My mum was always careful to ensure that we had two things: skin protection and shade. There were no creams or ‘factor 50’ back in the late mid 60’s, 70’s and early 80’s, just oils and after sun lotions. We used these extensively. But most importantly, for every half hour in the sun we were made (my sister and I) to sit in the shade for 20 minutes or so and have a cool drink. In that way, from a very early age, we understood the need to do ‘sun and shade’. On the occasions where we were out on a boat or something a T-shirt was often worn in addition to oils (although certain types of UV rays will still easily reach your skin through a cotton T-shirt…). We were taught to appreciate that the sun is good for you.
Fast forward 30 years and I have worked in schools in Europe that have experienced rather hot weather in the summer. But here is the grind. I would frequently receive emails (and see notices on walls) from well meaning colleagues and parents about ‘how’ we should ‘cover up’ to protect themselves from the sun. The common sense side seems to frequently go out of the window and we create by default a culture of ‘sun is bad’. Let me explain.
The four times I have seen someone faint from the heat (two adults and two teenagers) was because they were wearing inappropriate hats; too tightly adjusted thus, preventing blood flow, and with no vent system whatsoever in the ‘cap’ or brim of the hat.
In an ideal world we would all wear the iconic pith helmets as Michael Caine did in Zulu when out in the sun.
A truly brilliant design but in this style/fashion conscious world we live in probably a step too far for many.
In real world terms the great range of Tilley hats probably come closest to something that works very well but still retains a degree of style.
But will the phenomenon of the baseball cap as a fashion icon ever really be overcome? Even when many insist on wearing it incorrectly even when the sun is in their face (#commonsense…).
For kids, the ideal ‘hat’ is a visor (like some tennis players use…) but its not cool; the old wives tale of at least 80% of the heat in your body exiting from the top of your head still abounds.In reality, this is not the case at all BUT when you are doing physical activity i.e. playtime/running around, then heat does increase around the head and therefore ‘sealing’ it in with a tight hat is simply not an ideal thing to do. I come back to the tennis player example. How many times do you see tennis players running around in the heat with a hat on? Seldom.
But you do see a few with sun visors…So when I see advice given for youngsters to wear baseball hats, often too tightly adjusted and without proper ventilation in the upper brim or ‘cap’, it concerns me. Hair (for those of us that still have it….) is there for a reason – to protect our heads from a myriad of things not least the sun.
The most important provision a school can provide for protection from the sun is shade – so kids (and staff) can get relief when they need it or are directed to do so.
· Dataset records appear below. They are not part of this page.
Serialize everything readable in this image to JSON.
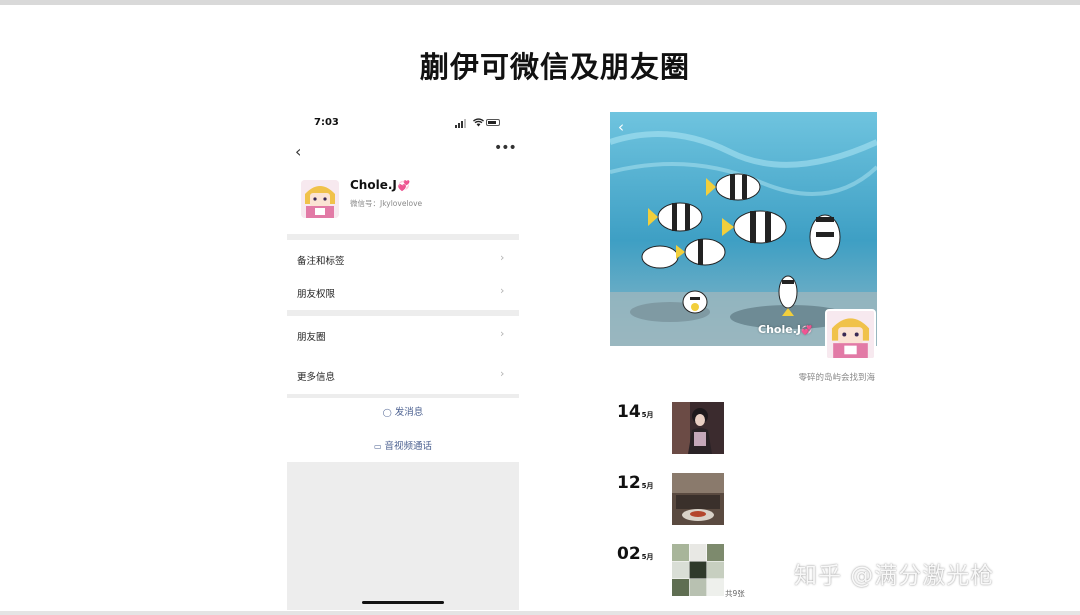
{
  "slide": {
    "title": "蒯伊可微信及朋友圈"
  },
  "phone": {
    "status": {
      "time": "7:03"
    },
    "profile": {
      "name": "Chole.J",
      "name_emoji": "💞",
      "wechat_id": "微信号：Jkylovelove"
    },
    "menu_group_1": [
      {
        "label": "备注和标签"
      },
      {
        "label": "朋友权限"
      }
    ],
    "menu_group_2": [
      {
        "label": "朋友圈"
      },
      {
        "label": "更多信息"
      }
    ],
    "actions": {
      "message": "发消息",
      "video_call": "音视频通话"
    },
    "icons": {
      "back": "chevron-left-icon",
      "more": "more-dots-icon",
      "chevron": "chevron-right-icon",
      "message": "chat-bubble-icon",
      "video": "video-camera-icon"
    }
  },
  "moments": {
    "cover_name": "Chole.J",
    "cover_emoji": "💞",
    "signature": "零碎的岛屿会找到海",
    "posts": [
      {
        "day": "14",
        "month": "5月",
        "count": ""
      },
      {
        "day": "12",
        "month": "5月",
        "count": ""
      },
      {
        "day": "02",
        "month": "5月",
        "count": "共9张"
      }
    ]
  },
  "watermark": "知乎 @满分激光枪",
  "colors": {
    "link_blue": "#4a5f8f",
    "sea_blue": "#47a6c8",
    "phone_bg": "#ededed"
  }
}
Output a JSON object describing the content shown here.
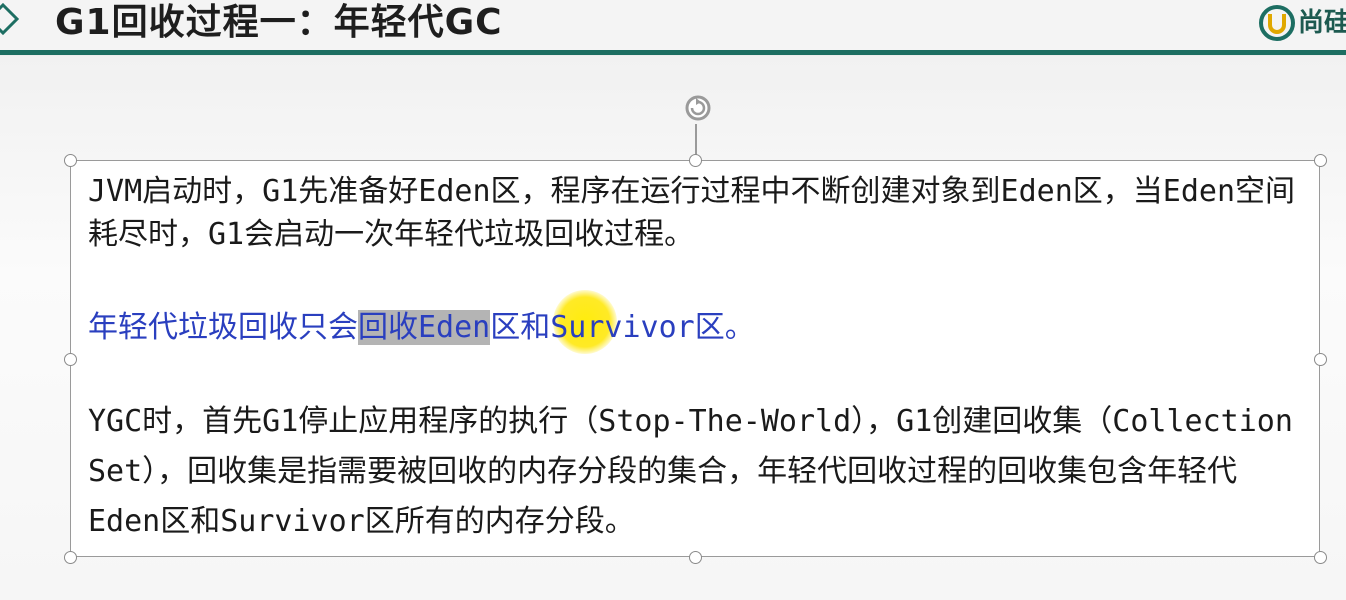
{
  "header": {
    "title": "G1回收过程一：年轻代GC",
    "logo_text": "尚硅"
  },
  "content": {
    "paragraph1": "JVM启动时，G1先准备好Eden区，程序在运行过程中不断创建对象到Eden区，当Eden空间耗尽时，G1会启动一次年轻代垃圾回收过程。",
    "paragraph2_before": "年轻代垃圾回收只会",
    "paragraph2_selected": "回收Eden",
    "paragraph2_after": "区和Survivor区。",
    "paragraph3": "YGC时，首先G1停止应用程序的执行（Stop-The-World），G1创建回收集（Collection Set），回收集是指需要被回收的内存分段的集合，年轻代回收过程的回收集包含年轻代Eden区和Survivor区所有的内存分段。"
  },
  "colors": {
    "accent": "#1d6e62",
    "highlight_text": "#2a3fbf",
    "cursor_highlight": "#ffe600"
  }
}
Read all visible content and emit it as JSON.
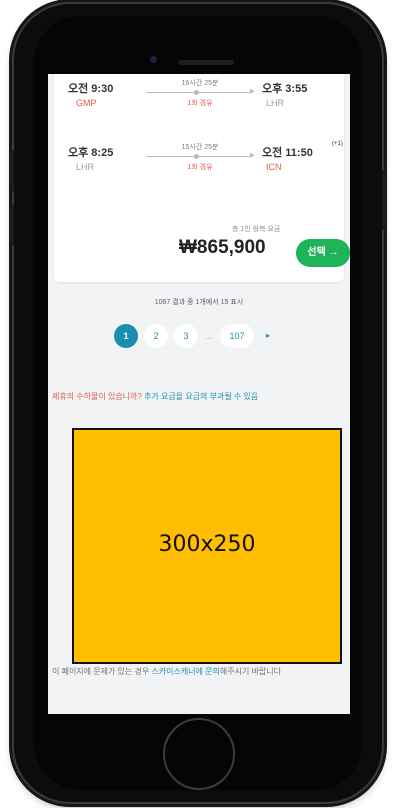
{
  "flight": {
    "outbound": {
      "depart_time": "오전 9:30",
      "depart_code": "GMP",
      "duration": "16시간 25분",
      "stops": "1회 경유",
      "arrive_time": "오후 3:55",
      "arrive_code": "LHR"
    },
    "return": {
      "depart_time": "오후 8:25",
      "depart_code": "LHR",
      "duration": "15시간 25분",
      "stops": "1회 경유",
      "arrive_time": "오전 11:50",
      "arrive_day_offset": "(+1)",
      "arrive_code": "ICN"
    },
    "tax_note": "총 1인 왕복 요금",
    "price": "₩865,900",
    "select_label": "선택 →"
  },
  "results": {
    "summary": "1067 결과 중 1개에서 15 표시"
  },
  "pagination": {
    "pages": [
      "1",
      "2",
      "3",
      "...",
      "107",
      "▸"
    ]
  },
  "feedback": {
    "question": "제휴의 수하물이 있습니까? ",
    "link": "추가 요금을 요금의 부과될 수 있음"
  },
  "ad": {
    "label": "300x250"
  },
  "report": {
    "text": "이 페이지에 문제가 있는 경우 ",
    "link": "스카이스캐너에 문의",
    "suffix": "해주시기 바랍니다"
  },
  "colors": {
    "accent_blue": "#1a8fb0",
    "select_green": "#1fb35a",
    "stop_red": "#e0584f",
    "ad_yellow": "#ffbf00"
  }
}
Sunblock’s and 50% UV protection cream also alarm me. Your body needs vitamin D to survive, and the earlier you educate youngsters on how to use the sun as part of a healthy lifestyle is crucial. Skin protection is of course very important, but don’t block your skin and pores with greasy ‘paint like’ blocks.
Get professional advice if needed but a good waterproof protection oil/cream from an early age with appropriate UVA and UVB filters will help a youngsters skin acclimatize and adapt to having the sun on them for short periods safely. So two things to be aware of:
- Exposing the body (not just your face) to sun is a good thing in moderation BUT you must adhere to that ‘sun and shade’ principle I mentioned earlier (along with regular hydration).
- Hats and sunblock’s are not the simple answer, and in many ways are often incorrectly used. They can cause more problems than good if used inappropriately
Bottom line – education and balance is key. Sensible behavior is vital so that your body gets the Vitamin D it needs, whilst remaining protected, to help contribute to a healthy and lengthy life.